On this issue, I remain an unrepentant libertarian. The employer should be able to ask any question of the employee that she wants—whether about past criminal conduct, serious medical conditions, or whatever. The employee may refuse to supply whatever information is demanded. In the end, the two can decide whether the information is more valuable when kept private or when shared. Neither norm—privacy or full disclosure—trumps in some abstract sense. Some employers may not care about employee health. But once health care insurance is provided, then it will matter whether the employee drinks, smokes, or exercises on a regular basis. If that information is relevant to an insurer in setting a risk, then it is relevant to the employer who has to foot the bill for the long-term health plan. Often an employer will back off asking some questions because they might drive strong candidates away. In some cases, it will adopt an exclusion—for example, no coverage for AIDS-related conditions—which obviates the need to ask hard questions to begin with. But we should not confuse social prudence with some normative public standard that the privacy norm should prevail over full disclosure.
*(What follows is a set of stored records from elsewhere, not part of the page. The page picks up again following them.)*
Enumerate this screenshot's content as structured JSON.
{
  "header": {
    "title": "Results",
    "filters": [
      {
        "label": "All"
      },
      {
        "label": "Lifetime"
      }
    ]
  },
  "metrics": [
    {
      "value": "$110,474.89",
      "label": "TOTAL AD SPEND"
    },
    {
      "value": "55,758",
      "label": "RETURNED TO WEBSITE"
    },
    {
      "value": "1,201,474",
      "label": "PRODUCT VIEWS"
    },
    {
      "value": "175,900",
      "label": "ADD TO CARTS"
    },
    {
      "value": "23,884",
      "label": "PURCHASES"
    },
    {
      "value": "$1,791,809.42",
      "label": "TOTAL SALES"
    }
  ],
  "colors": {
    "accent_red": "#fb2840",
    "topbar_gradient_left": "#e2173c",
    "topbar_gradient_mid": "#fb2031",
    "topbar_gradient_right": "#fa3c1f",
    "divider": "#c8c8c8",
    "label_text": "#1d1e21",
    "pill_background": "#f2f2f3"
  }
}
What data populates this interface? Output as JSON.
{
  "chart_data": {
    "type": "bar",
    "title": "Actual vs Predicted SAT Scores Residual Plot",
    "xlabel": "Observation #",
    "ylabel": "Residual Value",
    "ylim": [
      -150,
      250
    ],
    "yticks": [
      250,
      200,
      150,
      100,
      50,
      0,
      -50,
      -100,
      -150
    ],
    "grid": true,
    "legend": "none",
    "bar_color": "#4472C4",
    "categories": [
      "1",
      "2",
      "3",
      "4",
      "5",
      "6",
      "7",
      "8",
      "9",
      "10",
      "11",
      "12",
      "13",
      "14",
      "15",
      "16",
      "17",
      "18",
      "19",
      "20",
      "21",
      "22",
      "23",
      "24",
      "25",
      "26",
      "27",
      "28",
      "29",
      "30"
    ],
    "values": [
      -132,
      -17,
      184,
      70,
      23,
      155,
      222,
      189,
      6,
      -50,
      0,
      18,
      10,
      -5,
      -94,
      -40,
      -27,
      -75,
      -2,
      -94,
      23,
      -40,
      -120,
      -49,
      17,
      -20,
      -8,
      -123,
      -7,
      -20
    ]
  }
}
In the United States today, this position has fallen into disrepute. The Americans with Disabilities Act begins with the premise that disability-based discrimination is impermissible in employment relationships. So information dries up as an employer is forbidden access to sensitive medical information in hiring and insurance decisions. Further proposals are afoot—for example, to make it impermissible to require the release of any sensitive information that employees might have about genetic predispositions to certain conditions, be it Huntington’s disease or breast cancer. That would reverse the classical rule of insurance contracting, which imposed on the insured a duty to disclose any risk or condition that might affect an insurer’s willingness to accept the risk or might affect the premium to be charged. The new rules force employers and low-risk coworkers to subsidize high-risk employees at their own expense. It therefore dulls the incentive to take care of yourself in order to be eligible for insurance. It also spurs firms to tailor coverage in ways that minimize their financial exposure, even if it means abandoning or reducing coverage to other employees.

Conclusion

It seems clear that today’s tension between privacy and full disclosure is here for the duration. In some cases the choices that have to be made will be truly wrenching, and we can ask of our public officials only that they do the best they can in light of the conflicting values at stake. But we would be wrong, I think, to assume that we have reached a point of sad acquiescence in the current situation. The simple truth of the matter is that we get ourselves into deep trouble precisely because we ignore the strong principles of classical liberalism.

We would do a lot better by following a couple of simple rules. In cases involving strangers, courts go wrong when they treat freedom of speech as such a consuming value that it runs roughshod over everything in its way. Speech and property are not mortal enemies but part of the same comprehensive system. Yet, ironically, just as freedom of speech is overvalued, so freedom of contract is too blithely cast aside. In this context, privacy is so exalted that sometimes it cannot be waived at all or, alternatively, it can be waived only in a cumbersome manner on a case-by-case basis. Often the default rules protect privacy when consumers much prefer a regime that allows for full or partial disclosure.

I believe that errors in both directions stem from a single root cause—the failure to appreciate the role of private property and voluntary exchange as the dominant principles in social organization. Novel social challenges are best resolved by following the classical principles of social organization.